Generative AI: What to Ask, and How to Ask it
As any serious researcher, teacher, or journalist can tell you, there’s only one way to get the best answers: ask the right questions. As generative AI takes up an increasing amount of our information landscape, learning to ask a machine the right questions becomes essential. The quality, accuracy, and depth of information provided by a generative AI tool depends entirely on what you ask and how you ask it. This has always been true in information sciences; university libraries teach entire courses to help undergrads understand that cataloguing systems aren’t intuitive and humanized the way Google can seem to be. Chat GPT and its ilk appear even more human than Google, as they provide rich, detailed answers in sophisticated language. But we’re not in Nexus-6 territory yet. The value of your interactions with generative AI is still dependent on learning to talk to the machine in its preferred manner.
The internet recognized (and monetized) this right away. Shortly after Chat GPT’s public release, the web was filled with courses and instructions for becoming a prompt engineer, which is to say, an expert in asking the right questions. Within weeks, a new discipline developed, complete with its own procedures and jargon (zero-shot prompting, chain-of-thought prompting) and a flurry of consultants and social media entities ready to guide you through the confusion. In short: you can ask generative AI anything you like and get an answer, but to get the best possible answer, you might want some foundational knowledge about how to query effectively and how LLMs work.

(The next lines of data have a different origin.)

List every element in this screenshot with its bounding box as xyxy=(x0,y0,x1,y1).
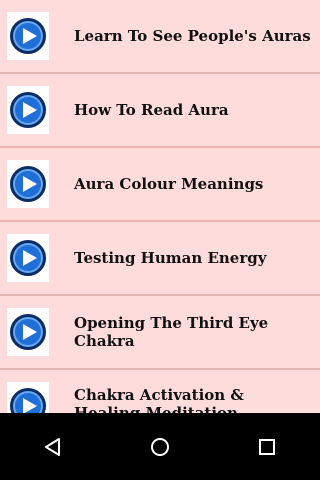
list-item-title: Aura Colour Meanings xyxy=(74,175,264,193)
list-item[interactable]: Learn To See People's Auras xyxy=(0,0,320,74)
recents-icon[interactable] xyxy=(247,427,287,467)
list-item-title: Testing Human Energy xyxy=(74,249,267,267)
play-icon xyxy=(10,166,46,202)
thumbnail xyxy=(7,234,49,282)
back-icon[interactable] xyxy=(33,427,73,467)
thumbnail xyxy=(7,160,49,208)
list-item-title: Opening The Third Eye Chakra xyxy=(74,314,269,350)
list-item[interactable]: Testing Human Energy xyxy=(0,222,320,296)
thumbnail xyxy=(7,86,49,134)
list-item[interactable]: Aura Colour Meanings xyxy=(0,148,320,222)
home-icon[interactable] xyxy=(140,427,180,467)
play-icon xyxy=(10,314,46,350)
thumbnail xyxy=(7,382,49,413)
list-item[interactable]: How To Read Aura xyxy=(0,74,320,148)
list-item[interactable]: Opening The Third Eye Chakra xyxy=(0,296,320,370)
system-navigation-bar xyxy=(0,413,320,480)
list-item[interactable]: Chakra Activation & Healing Meditation xyxy=(0,370,320,413)
play-icon xyxy=(10,92,46,128)
play-icon xyxy=(10,240,46,276)
list-item-title: Learn To See People's Auras xyxy=(74,27,311,45)
list-item-title: Chakra Activation & Healing Meditation xyxy=(74,386,244,413)
list-item-title: How To Read Aura xyxy=(74,101,229,119)
thumbnail xyxy=(7,12,49,60)
video-list: Learn To See People's Auras How To Read … xyxy=(0,0,320,413)
play-icon xyxy=(10,18,46,54)
thumbnail xyxy=(7,308,49,356)
play-icon xyxy=(10,388,46,413)
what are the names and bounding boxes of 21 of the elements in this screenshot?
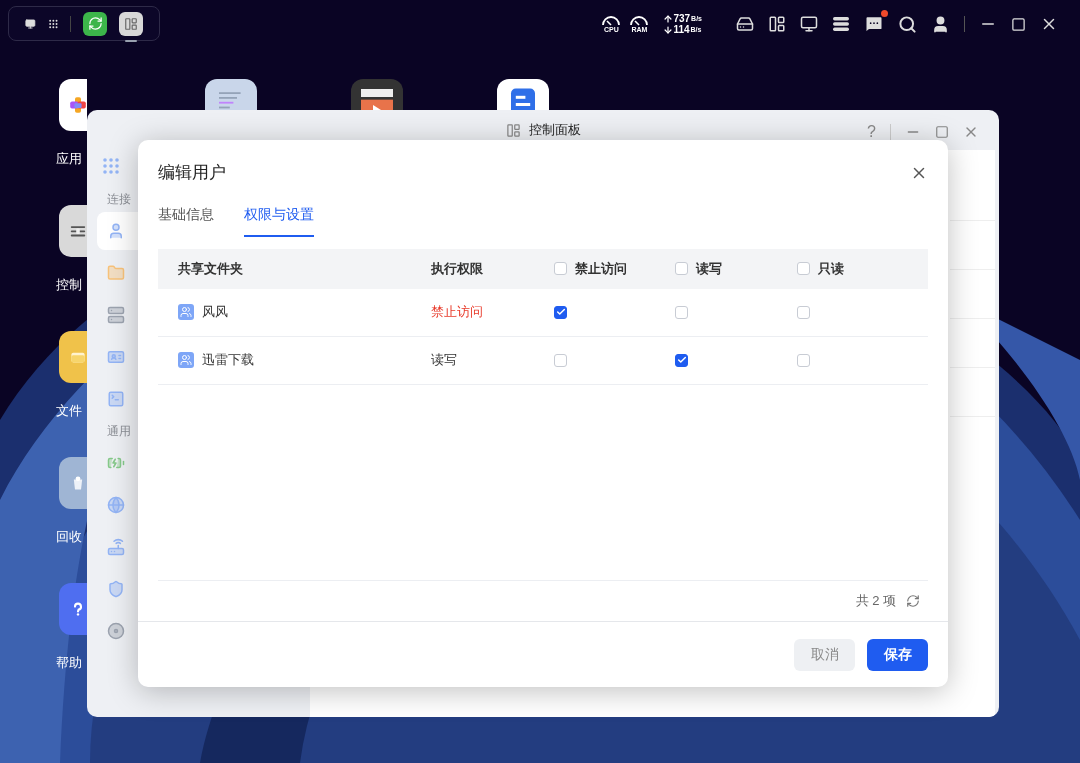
desktop-icon-label: 回收 <box>56 528 82 546</box>
window-title: 控制面板 <box>528 121 581 140</box>
permission-text: 禁止访问 <box>431 304 483 320</box>
column-header: 读写 <box>696 259 722 278</box>
permission-text: 读写 <box>431 352 457 368</box>
column-header: 禁止访问 <box>575 259 627 278</box>
desktop-icon-label: 帮助 <box>56 654 82 672</box>
item-count: 共 2 项 <box>855 592 896 611</box>
desktop-icon-label: 控制 <box>56 276 82 294</box>
desktop-icon-label: 应用 <box>56 150 82 168</box>
desktop-icon-label: 文件 <box>56 402 82 420</box>
sidebar-section-label: 通用 <box>107 423 132 440</box>
folder-name: 迅雷下载 <box>202 351 254 370</box>
download-speed: 114 <box>673 24 690 35</box>
dialog-title: 编辑用户 <box>158 162 226 184</box>
column-header: 只读 <box>818 259 844 278</box>
column-header: 共享文件夹 <box>178 259 243 278</box>
sidebar-section-label: 连接 <box>107 191 132 208</box>
column-header: 执行权限 <box>431 259 483 278</box>
upload-speed: 737 <box>673 13 691 24</box>
folder-name: 风风 <box>202 303 228 322</box>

Developers use generative AI a bit differently than the average person, to generate, refine, and complete code and provide support for higher-level data tasks, as well, so that instead of a term paper, they create applications and functions much more quickly and efficiently than would otherwise be possible. Karol See, Cascadeo’s Head of Product for the Cascadeo AI cloud management platform, notes that while she is not functioning as a developer in her current role, she still thinks like one, and for her, “it’s not really about knowing the right questions, but more figuring out the right flow of conversation.” Generative AI prompting in this context might mean asking the AI how to ask, refining and following up on prompts, and cycling through a series of responses to arrive at the desired outcome.
This process extends to extremely advanced functions, many of them automated, like the generative AI integration in Cascadeo AI, where it’s used for monitoring and observability and inventory analysis, and will soon be employed to support cost optimization and various types of internal and customer-facing reporting.
For example, in monitoring and observability, Karol and her team have developed a system that uses prompt templates to take in data like customized alert thresholds and events, query Cascadeo’s own data lake or an LLM for likely root causes and remediation steps, format that information, and deliver it to a member of our managed services team and to the customer’s preferred alert channel. At that point, an engineer needs only to investigate the environment and determine which of the provided suggestions will best remediate the issue, eliminating the time spent on in-depth research. In inventory analysis, a prompt template is being prototyped to instruct the LLM to provide a summary of a customer’s cloud footprint complete with potential security issues.
The team is also using generative AI prompts to assist in more complex back-end functions like developing security posture scores for customer environments to provide a clear view into a deployment’s relationship to security and governance policies, suggest database labels and graph types, and create long form reports to provide customers with deeper knowledge of their IT infrastructures.
For such incredibly complex desired outcomes, generative AI demands sophisticated prompts and a spirit of experimentation. Its best users regularly find new ways to extract, configure, and employ the massive troves of data in LLMs by continuously refining their methods of inquiry. As our relationship with this technology grows, remaining playful and curious can lead to discoveries as yet unimagined.